Excellent article explaining the issue:
http://www.geoffchappell.com/viewer.htm?doc=notes/windows/license/memory.htm
I have also yet to see a benchmark where 64-bit in itself gives significant advantage outside large calculations an simulations.
HTTP/1.1 400
According to this, a typical cortex a9 core draws about 250mW. As this has a very similar architecture (still ARMv7), it should be somewhere in similar regions, maybe more, as they boosted the frequency. So I guess a 16 core version will draw something like 4W+, maybe more. Non-the-less, this is still an incredibly good figure for a web server type processor, though a little heat sink might appear.
I'm only guessing here though, based on previous figures. There is no practical data so far on the exact figures.
Surprisingly, no. Archimedes actually used an initial version of the ARM architecture with 26 bit addressing. The high bits of the program counter register were used to store the CPU status and condition flags, giving an easy way to save/restore those flags across function calls. A clever trick, but unfortunately 64Mb of code address space wasn't enough for everyone, and so ARM moved to the fully 32-bit architecture in current use. For a transitional period, ARM CPUs supported both architectures, but that time is long gone now.
Sadly, this means that modern ARMs can only run Archimedes software through software emulation. I understand that a newer version of RISC OS does exist for the 32-bit architecture, but it's not compatible with older binaries. Programs have to be recompiled for it, and if written in assembly, partially rewritten! So, no "Sibelius 7" or "Lander"...
You're an immobile computer, remember?
That means back to segmentation. That isn't a killer problem, but it is significant. In terms of how that works in modern computers, you can see it on Windows systems on Intel PAE processors. Basically the OS gets access to all the memory in the system, but it has to be divided up to be used. In the case of the Windows implementation, the kernel can get only 2GB and each application can get only 2GB. You can have multiple 2GB apps running, but they can't have more.
For an app to get more, it has to implement memory management internally. Basically it talks to Windows and gets a range of memory set up that will be paged, it then gets more RAM allocated and specifies how to page through it. Called AWE and used by a couple apps, like MSSQL. Of course that is complex on the part of the app and would be problematic if you had multiple ones running.
Also it makes task switching hit the system harder over all, because of the segmentation.
So i mean it works, don't get me wrong, I have seen servers doing it.
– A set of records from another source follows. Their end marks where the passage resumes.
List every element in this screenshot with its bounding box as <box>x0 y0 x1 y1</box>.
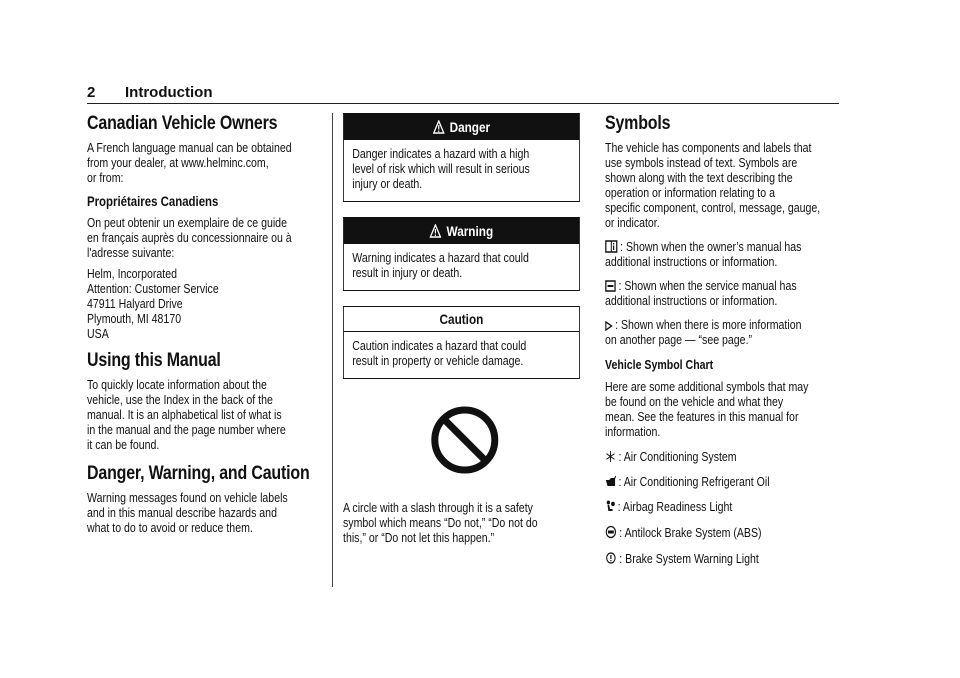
safety-symbol-text <box>343 501 587 546</box>
address-line: Plymouth, MI 48170 <box>87 312 182 326</box>
text-line: result in injury or death. <box>352 266 463 280</box>
text-line: symbol which means “Do not,” “Do not do <box>343 516 538 530</box>
address-block <box>87 267 331 342</box>
using-manual-text <box>87 378 331 453</box>
service-manual-entry <box>605 279 849 309</box>
caution-title-bar <box>344 307 579 332</box>
text-line: level of risk which will result in serious <box>352 162 530 176</box>
text-line: on another page — “see page.” <box>605 333 753 347</box>
warning-triangle-icon <box>430 224 442 238</box>
warning-box <box>343 217 580 291</box>
text-line: and in this manual describe hazards and <box>87 506 277 520</box>
column-divider <box>332 113 333 587</box>
text-line: Danger indicates a hazard with a high <box>352 147 530 161</box>
text-line: The vehicle has components and labels that <box>605 141 812 155</box>
section-title: Introduction <box>125 84 213 101</box>
text-line: this,” or “Do not let this happen.” <box>343 531 495 545</box>
address-line: Helm, Incorporated <box>87 267 177 281</box>
abs-icon <box>605 525 617 539</box>
symbol-item-text: : Airbag Readiness Light <box>617 500 733 514</box>
text-line: On peut obtenir un exemplaire de ce guide <box>87 216 287 230</box>
french-heading: Propriétaires Canadiens <box>87 194 219 209</box>
text-line: be found on the vehicle and what they <box>605 395 784 409</box>
owners-manual-entry <box>605 240 849 270</box>
text-line: Here are some additional symbols that may <box>605 380 809 394</box>
oil-can-icon <box>605 475 616 488</box>
symbol-item-text: : Air Conditioning System <box>618 450 737 464</box>
symbol-item-text: : Antilock Brake System (ABS) <box>619 526 762 540</box>
owners-manual-line: : Shown when the owner’s manual has <box>620 240 802 254</box>
text-line: additional instructions or information. <box>605 294 778 308</box>
text-line: Warning messages found on vehicle labels <box>87 491 288 505</box>
text-line: shown along with the text describing the <box>605 171 793 185</box>
column-middle <box>343 113 587 546</box>
text-line: Warning indicates a hazard that could <box>352 251 529 265</box>
text-line: A French language manual can be obtained <box>87 141 292 155</box>
symbol-item-brake <box>605 551 849 567</box>
more-info-line: : Shown when there is more information <box>615 318 802 332</box>
prohibition-icon <box>430 405 500 475</box>
using-manual-heading: Using this Manual <box>87 350 221 371</box>
caution-text <box>344 332 579 378</box>
text-line: A circle with a slash through it is a safety <box>343 501 533 515</box>
text-line: mean. See the features in this manual for <box>605 410 799 424</box>
symbol-item-airbag <box>605 500 849 515</box>
address-line: 47911 Halyard Drive <box>87 297 183 311</box>
column-left <box>87 113 331 536</box>
text-line: use symbols instead of text. Symbols are <box>605 156 798 170</box>
text-line: what to do to avoid or reduce them. <box>87 521 253 535</box>
text-line: result in property or vehicle damage. <box>352 354 524 368</box>
symbol-item-text: : Air Conditioning Refrigerant Oil <box>618 475 770 489</box>
brake-warning-icon <box>605 551 617 565</box>
canadian-owners-text <box>87 141 331 186</box>
text-line: Caution indicates a hazard that could <box>352 339 527 353</box>
text-line: injury or death. <box>352 177 423 191</box>
address-line: Attention: Customer Service <box>87 282 219 296</box>
text-line: specific component, control, message, gauge, <box>605 201 821 215</box>
text-line: in the manual and the page number where <box>87 423 286 437</box>
text-line <box>605 318 849 333</box>
warning-title: Warning <box>446 223 494 239</box>
dwc-text <box>87 491 331 536</box>
warning-title-bar <box>344 218 579 244</box>
canadian-owners-heading: Canadian Vehicle Owners <box>87 113 278 134</box>
prohibition-figure <box>320 405 610 479</box>
chart-intro-text <box>605 380 849 440</box>
text-line: vehicle, use the Index in the back of the <box>87 393 273 407</box>
page-number: 2 <box>87 84 96 101</box>
text-line: from your dealer, at www.helminc.com, <box>87 156 269 170</box>
column-right <box>605 113 849 567</box>
page-header <box>87 84 839 102</box>
danger-text <box>344 140 579 201</box>
warning-triangle-icon <box>433 120 445 134</box>
danger-title: Danger <box>449 119 491 135</box>
address-line: USA <box>87 327 109 341</box>
airbag-icon <box>605 500 615 513</box>
symbol-item-abs <box>605 525 849 541</box>
symbol-item-ac <box>605 450 849 465</box>
text-line: or indicator. <box>605 216 660 230</box>
text-line <box>605 279 849 294</box>
text-line <box>605 240 849 255</box>
text-line: information. <box>605 425 661 439</box>
more-info-entry <box>605 318 849 348</box>
text-line: To quickly locate information about the <box>87 378 267 392</box>
danger-box <box>343 113 580 202</box>
text-line: additional instructions or information. <box>605 255 778 269</box>
service-manual-icon <box>605 280 616 292</box>
see-page-arrow-icon <box>605 321 613 331</box>
text-line: operation or information relating to a <box>605 186 775 200</box>
service-manual-line: : Shown when the service manual has <box>618 279 797 293</box>
owners-manual-icon <box>605 240 618 253</box>
header-rule <box>87 103 839 104</box>
symbols-text <box>605 141 849 231</box>
caution-box <box>343 306 580 379</box>
text-line: it can be found. <box>87 438 160 452</box>
text-line: l'adresse suivante: <box>87 246 175 260</box>
symbol-item-refrigerant <box>605 475 849 490</box>
snowflake-icon <box>605 450 616 463</box>
symbols-heading: Symbols <box>605 113 671 134</box>
text-line: or from: <box>87 171 124 185</box>
french-text <box>87 216 331 261</box>
text-line: manual. It is an alphabetical list of what is <box>87 408 282 422</box>
danger-title-bar <box>344 114 579 140</box>
symbol-item-text: : Brake System Warning Light <box>619 552 759 566</box>
caution-title: Caution <box>439 311 484 327</box>
text-line: en français auprès du concessionnaire ou à <box>87 231 292 245</box>
dwc-heading: Danger, Warning, and Caution <box>87 463 310 484</box>
warning-text <box>344 244 579 290</box>
vehicle-symbol-chart-heading: Vehicle Symbol Chart <box>605 358 714 372</box>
However 64-bit is a much, much, cleaner solution both OS wise and software wise. It really is a hack when you get down to it.
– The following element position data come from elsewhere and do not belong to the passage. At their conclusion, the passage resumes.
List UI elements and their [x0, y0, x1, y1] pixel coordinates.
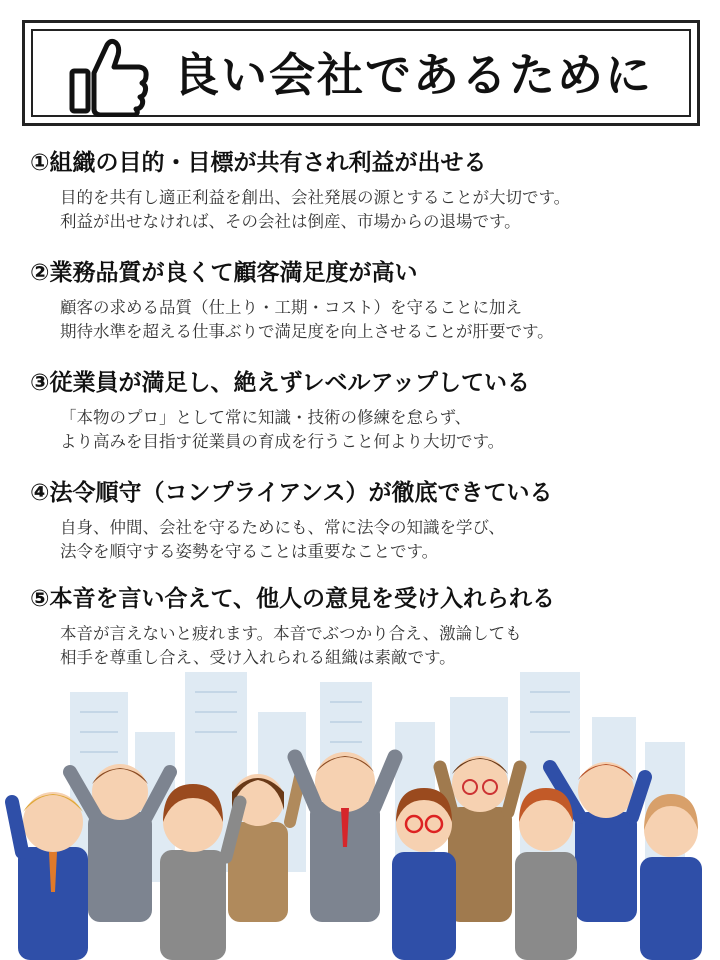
title-banner	[22, 20, 700, 126]
section-heading: ④法令順守（コンプライアンス）が徹底できている	[30, 480, 553, 506]
body-line: 自身、仲間、会社を守るためにも、常に法令の知識を学び、	[60, 518, 505, 537]
cheering-team-illustration	[0, 672, 720, 960]
section-5	[30, 584, 710, 670]
body-line: 顧客の求める品質（仕上り・工期・コスト）を守ることに加え	[60, 298, 522, 317]
person-front-3	[392, 788, 456, 960]
section-body	[60, 622, 710, 670]
section-2	[30, 258, 710, 344]
body-line: 法令を順守する姿勢を守ることは重要なことです。	[60, 542, 439, 561]
person-front-5	[640, 794, 702, 960]
body-line: 「本物のプロ」として常に知識・技術の修練を怠らず、	[60, 408, 472, 427]
section-3	[30, 368, 710, 454]
section-heading: ①組織の目的・目標が共有され利益が出せる	[30, 150, 487, 176]
body-line: 目的を共有し適正利益を創出、会社発展の源とすることが大切です。	[60, 188, 571, 207]
section-body	[60, 296, 710, 344]
thumbs-up-icon	[67, 37, 151, 117]
section-4	[30, 478, 710, 564]
page-title: 良い会社であるために	[173, 48, 653, 102]
person-front-1	[12, 792, 88, 960]
section-body	[60, 186, 710, 234]
section-heading: ③従業員が満足し、絶えずレベルアップしている	[30, 370, 530, 396]
person-front-4	[515, 788, 577, 960]
section-body	[60, 406, 710, 454]
section-body	[60, 516, 710, 564]
body-line: 期待水準を超える仕事ぶりで満足度を向上させることが肝要です。	[60, 322, 554, 341]
body-line: 利益が出せなければ、その会社は倒産、市場からの退場です。	[60, 212, 521, 231]
section-heading: ⑤本音を言い合えて、他人の意見を受け入れられる	[30, 586, 556, 612]
person-back-3	[295, 752, 395, 922]
section-1	[30, 148, 710, 234]
section-heading: ②業務品質が良くて顧客満足度が高い	[30, 260, 418, 286]
body-line: より高みを目指す従業員の育成を行うこと何より大切です。	[60, 432, 505, 451]
body-line: 本音が言えないと疲れます。本音でぶつかり合え、激論しても	[60, 624, 522, 643]
body-line: 相手を尊重し合え、受け入れられる組織は素敵です。	[60, 648, 456, 667]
I like current desktop CPUs, which have larger virtual address spaces than physical. You are right, 40-bits is fine for now. As far as I know the top end Intel CPUs only have 48-bits of address lines currently. No reason to implement all 64-bits, you wouldn't use it. However having a flat virtual memory space is something that is extremely useful. There's a reason everyone wanted to move to that with 32-bit CPUs as soon as it became feasible. We don't really want to go back to segmentation.